On top of that, the country has a two-class healthcare system that has
further complicated matters. The country's highest earners can opt out of
the public healthcare system and go with an often cheaper private insurer
instead. This means that of the 78.7 million Germans who are insured, 8.4
million of the country's highest earning individuals are not contributing
to the public-private national healthcare system. Private insurance
companies attract new customers with prices that are often below the
patient's actual health care costs, but as an insured person gets older,
that person's monthly premiums also increase. Both the conservatives of
Chancellor Angela Merkel and her junior coalition partners the center-left
Social Democrats (SPD) agreed the system needed an overhaul, but for
months, they were at loggerheads over the best way to do it. So instead of opting for a clear
plan, the ruling grand coalition opted for a sickly compromise after
Merkel and her colleagues emerged from an overnight bargaining session on
Monday morning. She called the planned reform a "true
breakthrough," but since then, nobody, not even the members of the
two ruling parties seem particularly happy with the deal. Instead of radically altering
the system -- for example, by financing it significantly via taxes, or
eliminating many of the duplicated bureaucracies of the state-funded
health insurers -- contributions that are roughly equally divided by
employers and workers will continue to rise from their current 14 percent
of an individual's salary. The compromise enables the coalition government
to neatly avoid imposing a hefty new tax (in recent days, SPD leaders were
calling for up to €45 billion in fresh taxation to support the costly
healthcare system) at the same time it is making a major three percentage
point increase to the country's value-added (sales) tax, taking it from 16
percent to 19 percent. A jumbled plan
Although
tax revenues will begin to play a roll from 2008, they will primarily be
used to cover healthcare costs for children. The government plans to
establish a new central fund that will be used to dole out money to the
country's some 250 state-backed insurers, but it will start out with only
€1.5 billion from the federal budget in the first year of the reform.
That will double in 2009, but even then there will still be a huge gap
with the €16 billion that children's healthcare is estimated to cost.

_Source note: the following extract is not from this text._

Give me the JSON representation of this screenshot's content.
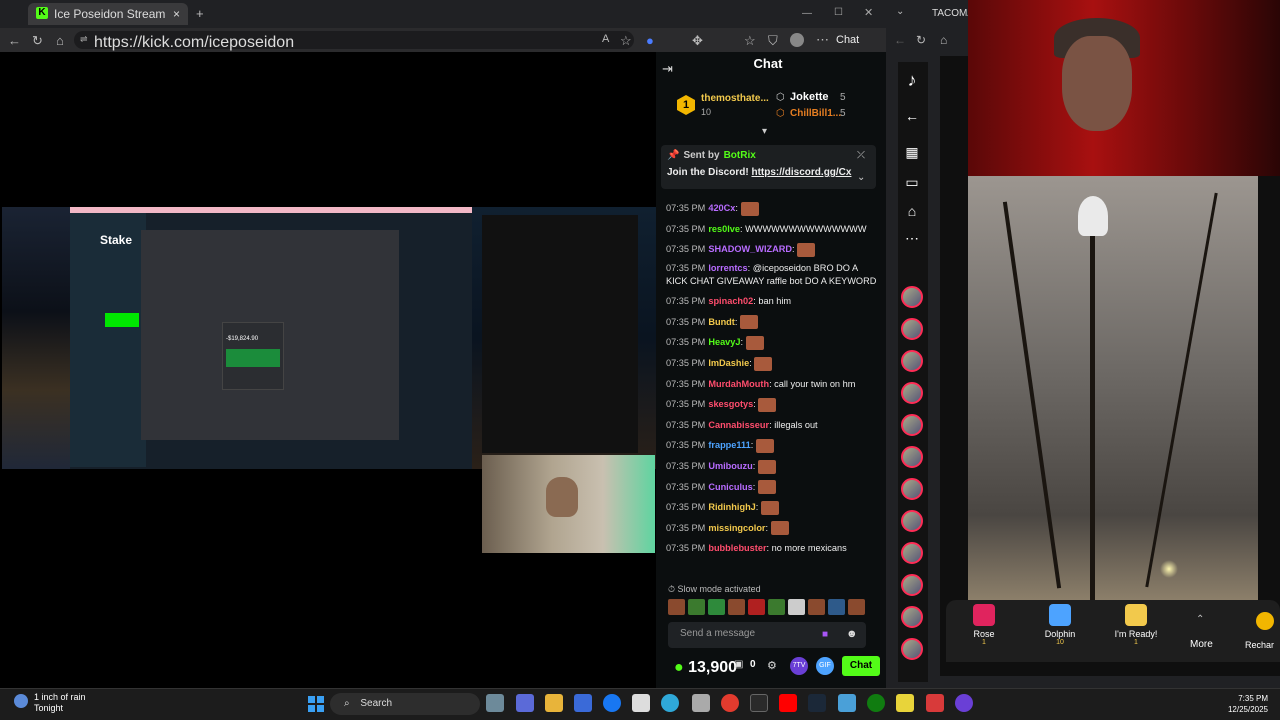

Any efforts to deal with that prickly matter have been pushed back to the
next legislative period. The ideological differences
between the conservatives and the SPD left the coalition unable to deal
with the question of what to do with Germany's private health insurers,
which generally cover the wealthy, civil servants and the self-employed
for often far less than the state insurance. Merkel's Christian Democrats
hailed their ability to limit the SPD's attempts to place a greater burden
on the private insurance companies. The Social Democrats were dead set
against a system based on a flat fee per insured, which could have helped
Germany lower its non-wage labor costs. But
it is exactly this jumble of models that makes German healthcare so
expensive and inefficient. And it is far from certain that the proposed
reform will increase competition or transparency enough to help rein in
exploding costs. In the end, Germany gets a
half-baked compromise that is loathed by an insurance lobby reluctant to
commit to any change, those who are insured who are opposed to higher
contributions and even the politicians themselves, who couldn't agree upon
the proper path for the future of the country's healthcare system. It also
raises the important question of whether Merkel's grand coalition really
has the courage to initiate the tough reforms Germany requires.